My very best friend in the entire world, who has been trying with her wife to get pregnant for a while, called me and told me she's pregnant last week. I'm OVERJOYED for her! But it's also bringing back waves of grief.
My BFF and her wife each got to tell one person about the pregnancy — for support during the first few months and also to ensure they’re not isolated/alone if something happens in the first few months — and I’m her one person. So I can’t pull back from her right now; she needs me and I really want to be there for her. And BFF knows about our decision and knows I’m struggling with it. And I’m so grateful for her presence in my life — she’s the only friend who doesn’t tell me stories about how awful children are to try to “cheer me up” about not having kids.
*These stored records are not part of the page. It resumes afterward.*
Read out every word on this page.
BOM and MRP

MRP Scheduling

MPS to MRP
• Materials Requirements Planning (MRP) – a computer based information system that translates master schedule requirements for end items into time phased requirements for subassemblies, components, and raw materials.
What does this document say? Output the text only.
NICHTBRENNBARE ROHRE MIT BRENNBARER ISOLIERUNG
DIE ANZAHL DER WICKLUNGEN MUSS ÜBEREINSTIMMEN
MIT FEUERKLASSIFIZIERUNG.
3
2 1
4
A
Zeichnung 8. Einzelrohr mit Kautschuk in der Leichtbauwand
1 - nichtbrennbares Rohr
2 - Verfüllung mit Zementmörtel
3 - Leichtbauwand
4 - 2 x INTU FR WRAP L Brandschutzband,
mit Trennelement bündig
I know the only way past my grief is through it, but I’m wondering if you can provide any advice for being supportive and full of joy with my friend while I’m also grieving the fact that I’ll never have a kid of my own.
Grieving: Oh I’m sorry. Sounds like you need your own “one person” to lean on. Not this friend, of course, and not your wife, but someone outside the swirl of emotion. Your therapist may be the right person, even — if you can mentally treat your sessions as the place where you dump out all the difficult things to clear yourself for being supportive. Like, create a visual of it — a bucket you empty? chalkboard you erase? And have a tangible cue or reference handy to help bring you back to that point if you feel yourself drifting into sadness.
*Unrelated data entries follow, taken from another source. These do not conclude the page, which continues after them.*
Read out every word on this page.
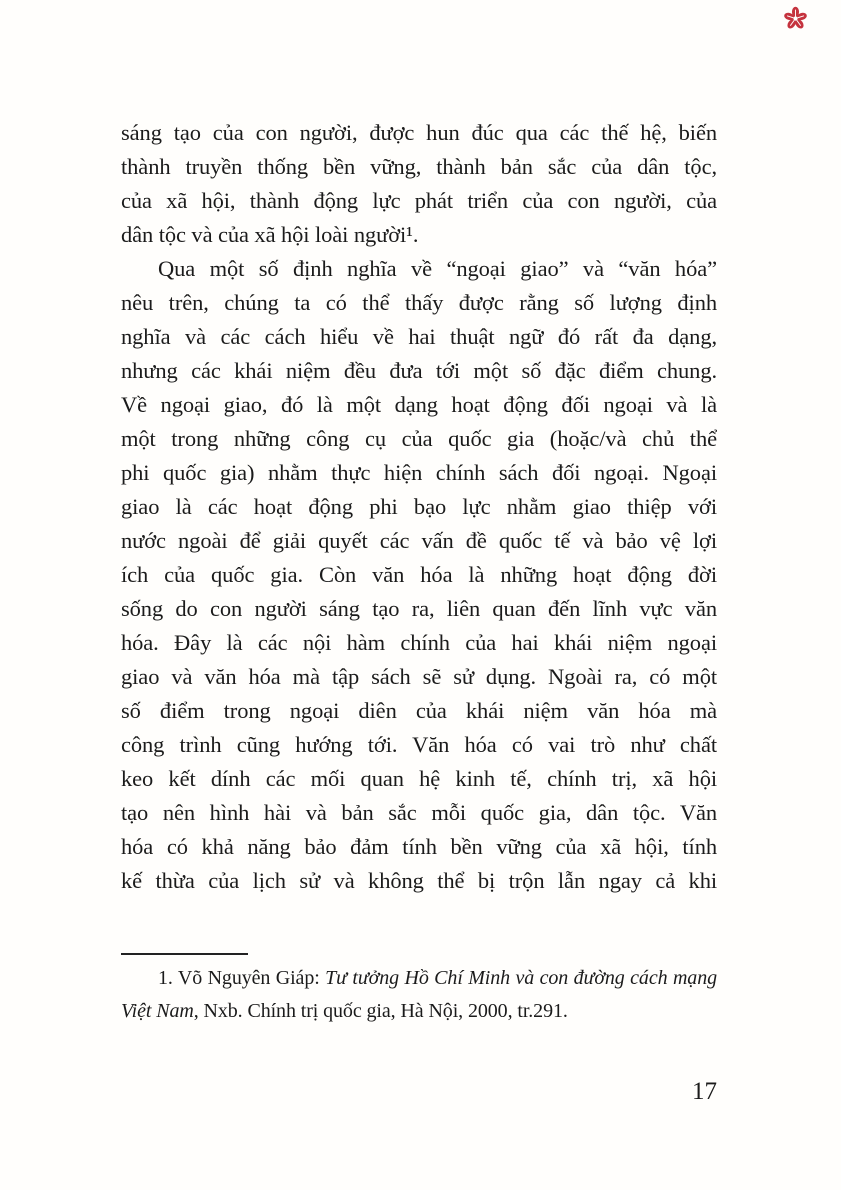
sáng tạo của con người, được hun đúc qua các thế hệ, biến
thành truyền thống bền vững, thành bản sắc của dân tộc,
của xã hội, thành động lực phát triển của con người, của
dân tộc và của xã hội loài người¹.
Qua một số định nghĩa về “ngoại giao” và “văn hóa”
nêu trên, chúng ta có thể thấy được rằng số lượng định
nghĩa và các cách hiểu về hai thuật ngữ đó rất đa dạng,
nhưng các khái niệm đều đưa tới một số đặc điểm chung.
Về ngoại giao, đó là một dạng hoạt động đối ngoại và là
một trong những công cụ của quốc gia (hoặc/và chủ thể
phi quốc gia) nhằm thực hiện chính sách đối ngoại. Ngoại
giao là các hoạt động phi bạo lực nhằm giao thiệp với
nước ngoài để giải quyết các vấn đề quốc tế và bảo vệ lợi
ích của quốc gia. Còn văn hóa là những hoạt động đời
sống do con người sáng tạo ra, liên quan đến lĩnh vực văn
hóa. Đây là các nội hàm chính của hai khái niệm ngoại
giao và văn hóa mà tập sách sẽ sử dụng. Ngoài ra, có một
số điểm trong ngoại diên của khái niệm văn hóa mà
công trình cũng hướng tới. Văn hóa có vai trò như chất
keo kết dính các mối quan hệ kinh tế, chính trị, xã hội
tạo nên hình hài và bản sắc mỗi quốc gia, dân tộc. Văn
hóa có khả năng bảo đảm tính bền vững của xã hội, tính
kế thừa của lịch sử và không thể bị trộn lẫn ngay cả khi
1. Võ Nguyên Giáp: Tư tưởng Hồ Chí Minh và con đường cách mạng Việt Nam, Nxb. Chính trị quốc gia, Hà Nội, 2000, tr.291.
17
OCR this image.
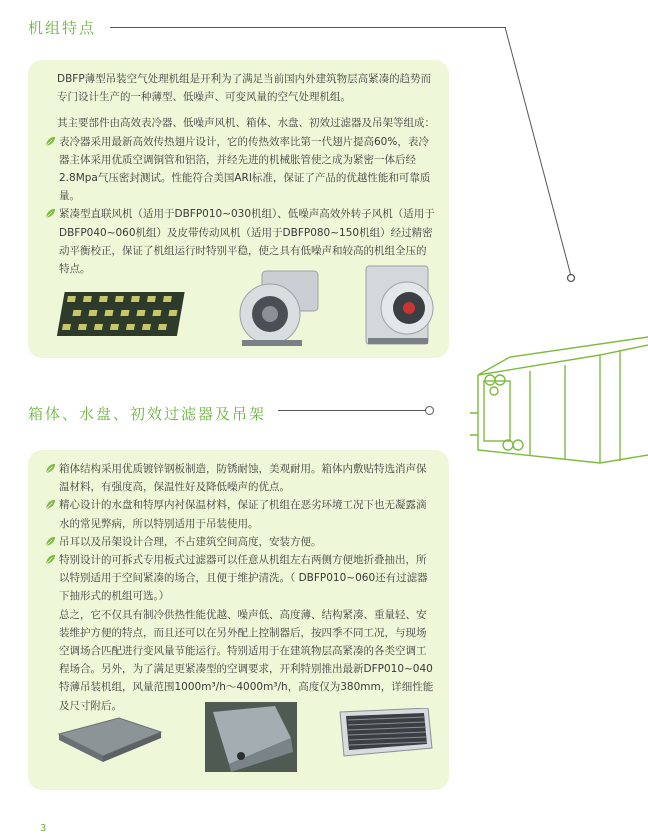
机组特点

DBFP薄型吊装空气处理机组是开利为了满足当前国内外建筑物层高紧凑的趋势而专门设计生产的一种薄型、低噪声、可变风量的空气处理机组。

其主要部件由高效表冷器、低噪声风机、箱体、水盘、初效过滤器及吊架等组成：

表冷器采用最新高效传热翅片设计，它的传热效率比第一代翅片提高60%，表冷器主体采用优质空调铜管和铝箔，并经先进的机械胀管使之成为紧密一体后经2.8Mpa气压密封测试。性能符合美国ARI标准，保证了产品的优越性能和可靠质量。
紧凑型直联风机（适用于DBFP010~030机组）、低噪声高效外转子风机（适用于DBFP040~060机组）及皮带传动风机（适用于DBFP080~150机组）经过精密动平衡校正，保证了机组运行时特别平稳，使之具有低噪声和较高的机组全压的特点。
箱体、水盘、初效过滤器及吊架
箱体结构采用优质镀锌钢板制造，防锈耐蚀，美观耐用。箱体内敷贴特选消声保温材料，有强度高，保温性好及降低噪声的优点。
精心设计的水盘和特厚内衬保温材料，保证了机组在恶劣环境工况下也无凝露滴水的常见弊病，所以特别适用于吊装使用。
吊耳以及吊架设计合理，不占建筑空间高度，安装方便。
特别设计的可拆式专用板式过滤器可以任意从机组左右两侧方便地折叠抽出，所以特别适用于空间紧凑的场合，且便于维护清洗。（ DBFP010~060还有过滤器下抽形式的机组可选。）

总之，它不仅具有制冷供热性能优越、噪声低、高度薄、结构紧凑、重量轻、安装维护方便的特点，而且还可以在另外配上控制器后，按四季不同工况，与现场空调场合匹配进行变风量节能运行。特别适用于在建筑物层高紧凑的各类空调工程场合。另外，为了满足更紧凑型的空调要求，开利特别推出最新DFP010~040特薄吊装机组，风量范围1000m³/h～4000m³/h，高度仅为380mm，详细性能及尺寸附后。

3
You can also thank her for giving you this tremendous vote of BFF confidence, vow to keep trying to live up to it, and still suggest she choose a backup support person, too, as you work through your own grief.
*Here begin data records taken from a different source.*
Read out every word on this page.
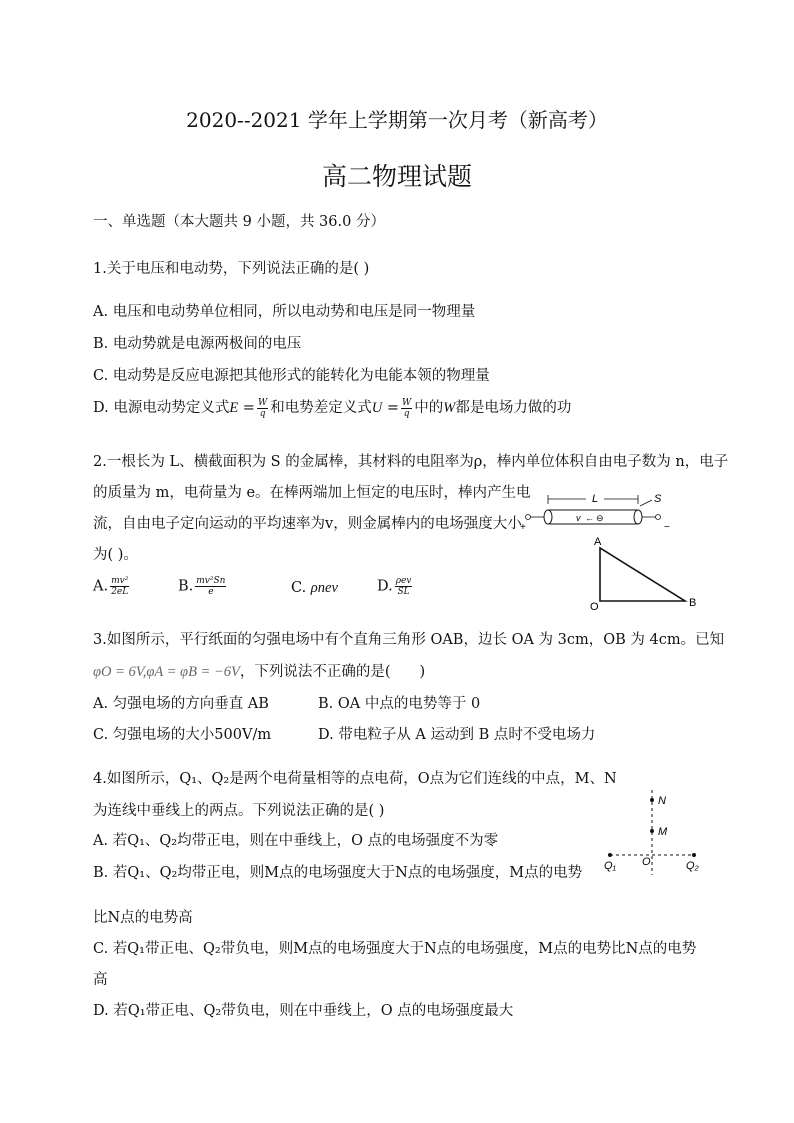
2020--2021 学年上学期第一次月考（新高考）
高二物理试题
一、单选题（本大题共 9 小题，共 36.0 分）
1.关于电压和电动势，下列说法正确的是( )
A. 电压和电动势单位相同，所以电动势和电压是同一物理量
B. 电动势就是电源两极间的电压
C. 电动势是反应电源把其他形式的能转化为电能本领的物理量
D. 电源电动势定义式$E = \frac{W}{q}$ 和电势差定义式$U = \frac{W}{q}$ 中的W都是电场力做的功
2.一根长为 L、横截面积为 S 的金属棒，其材料的电阻率为ρ，棒内单位体积自由电子数为 n，电子
的质量为 m，电荷量为 e。在棒两端加上恒定的电压时，棒内产生电
流，自由电子定向运动的平均速率为v，则金属棒内的电场强度大小
为( )。
A. $\frac{\text{mv²}}{2eL}$	B. $\frac{\text{mv²Sn}}{e}$	C. ρnev	D. $\frac{\text{ρev}}{SL}$
L
+	−
v ← ⊖
S
A
O	B
3.如图所示，平行纸面的匀强电场中有个直角三角形 OAB，边长 OA 为 3cm，OB 为 4cm。已知
φO = 6V,φA = φB = −6V，下列说法不正确的是(　　)
A. 匀强电场的方向垂直 AB	B. OA 中点的电势等于 0
C. 匀强电场的大小500V/m	D. 带电粒子从 A 运动到 B 点时不受电场力
4.如图所示，Q₁、Q₂是两个电荷量相等的点电荷，O点为它们连线的中点，M、N
为连线中垂线上的两点。下列说法正确的是( )
A. 若Q₁、Q₂均带正电，则在中垂线上，O 点的电场强度不为零
B. 若Q₁、Q₂均带正电，则M点的电场强度大于N点的电场强度，M点的电势
比N点的电势高
C. 若Q₁带正电、Q₂带负电，则M点的电场强度大于N点的电场强度，M点的电势比N点的电势
高
D. 若Q₁带正电、Q₂带负电，则在中垂线上，O 点的电场强度最大
N
M
O
Q₁	Q₂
One thing you didn’t ask about, but it’s something I’ve said before and it’s apt here because I actually object to the decision at the foundation of this near-torture: The “one friend who is sworn to secrecy because something might happen in the early months” thing? It drives me nuts. Well, that’s maybe overstating it … but the idea that info must be on Lockdown Till Week 12 is a kind of rigidity that gets way too much of a pass.
Yes, a lot can happen in a pregnancy, and yes, a lot of the things that happen occur more often in the first tri, and yes, it’s agony to go from sharing great news to having to share news of a pregnancy loss. It’s terrible and there’s a real origin to the practice.
But over the years I have seen so many contortions done in the name of protecting this news embargo so absolutely !!! that it seems way out of proportion. Tell your innermost circle, the handful of people you’d want to know good news or bad. Trust them and trust yourself to let go of utter control of the news. It’s just a kinder thing to ask of our loved ones, even those who aren’t grieving the exact thing they’re being asked to celebrate.